Отчасти похож на тревожного больной-ипохондрик. Он тоже всецело «погружается» в болезнь и в свои неприятные ощущения, но делает это… со скрытым кайфом! Эти люди просто обожают лечиться, видимо, именно поэтому тоже очень долго выздоравливают.

И в нормальном состоянии они чрезмерно внимательны к своему здоровью, мнительны и осторожны в отношении всего, что хотя бы приблизительно может навредить организму. Это о них созданы анекдоты про мытье яблок с мылом трижды в кипятке, но при этом их ближайшему окружению порой вовсе не до смеха.

А уж если такой человек, не дай Бог, все же заболел, он попросту превращается в «профессионального больного», который непрестанно выискивает у себя существующие и новые признаки заболевания и рассказывает о них всем, кто готов и не готов их слушать. Он одновременно и с наслаждением лечится, и не верит в правильность или благоприятный исход лечения, постоянно «прислушивается к себе», сомневаясь в назначениях врача и в эффективности лекарств. Ну а раз психика столь мощно блокирует попытки помочь организму, то он и не поправляется…Что дает возможность ипохондрику с мрачным торжеством восклицать: «Я ж говорил – вы неправильно меня лечите!»
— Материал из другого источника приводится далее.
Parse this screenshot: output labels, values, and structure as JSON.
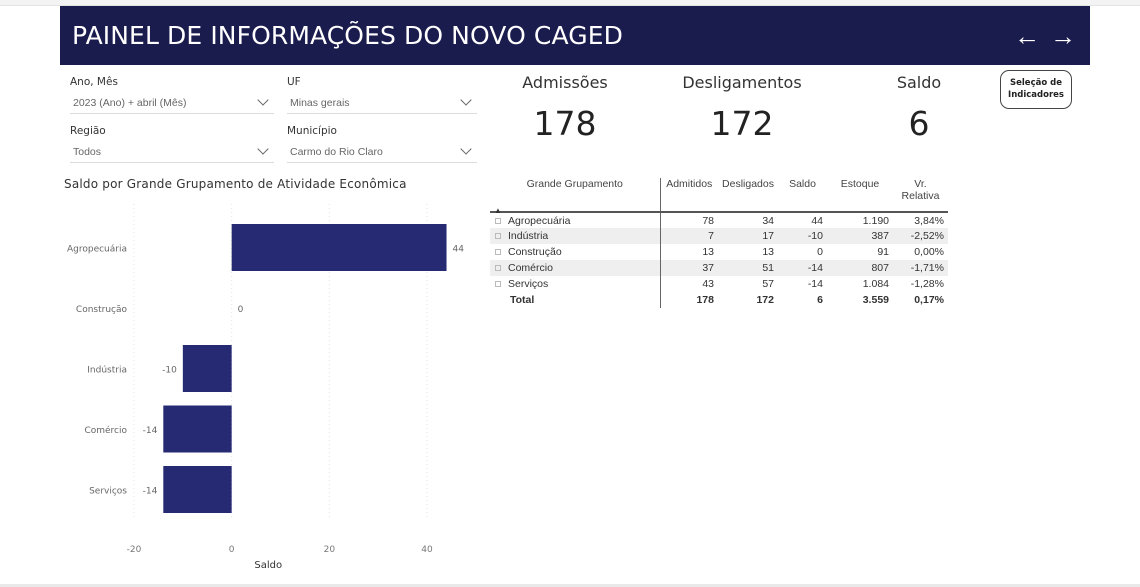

Вариантом неадекватно-тревожного отношения к болезням является человек с навязчивыми страхами, связанными с заболеваниями. Психологи называют таких людей обсессивно-фобическими больными. В отличие от предыдущего типа, они переживают не столько реальные неприятные ощущения, сколько тревожатся об их возможных последствиях. «Доктор, а после операции я буду играть на скрипке?» – это именно такой случай.

Людей с навязчивыми беспокойствами волнует, как в связи с заболеванием сложится их дальнейшая профессиональная и семейная жизнь, как к ним будут относиться близкие и дальние… К примеру, попадая в ожоговое отделение или в травматологию, они не столько мучаются от физических болей, сколько изнуряют себя «прокручиванием» перед мысленным взором всех вероятных последствий: уродство, отторжение друзьями, любимыми, сужение круга общения, ограничение физических возможностей – все это переживается ими гораздо сильнее, чем реальные страдания. Конечно же, для успешной адаптации после перенесенного заболевания такие люди нуждаются в квалифицированной психологической поддержке.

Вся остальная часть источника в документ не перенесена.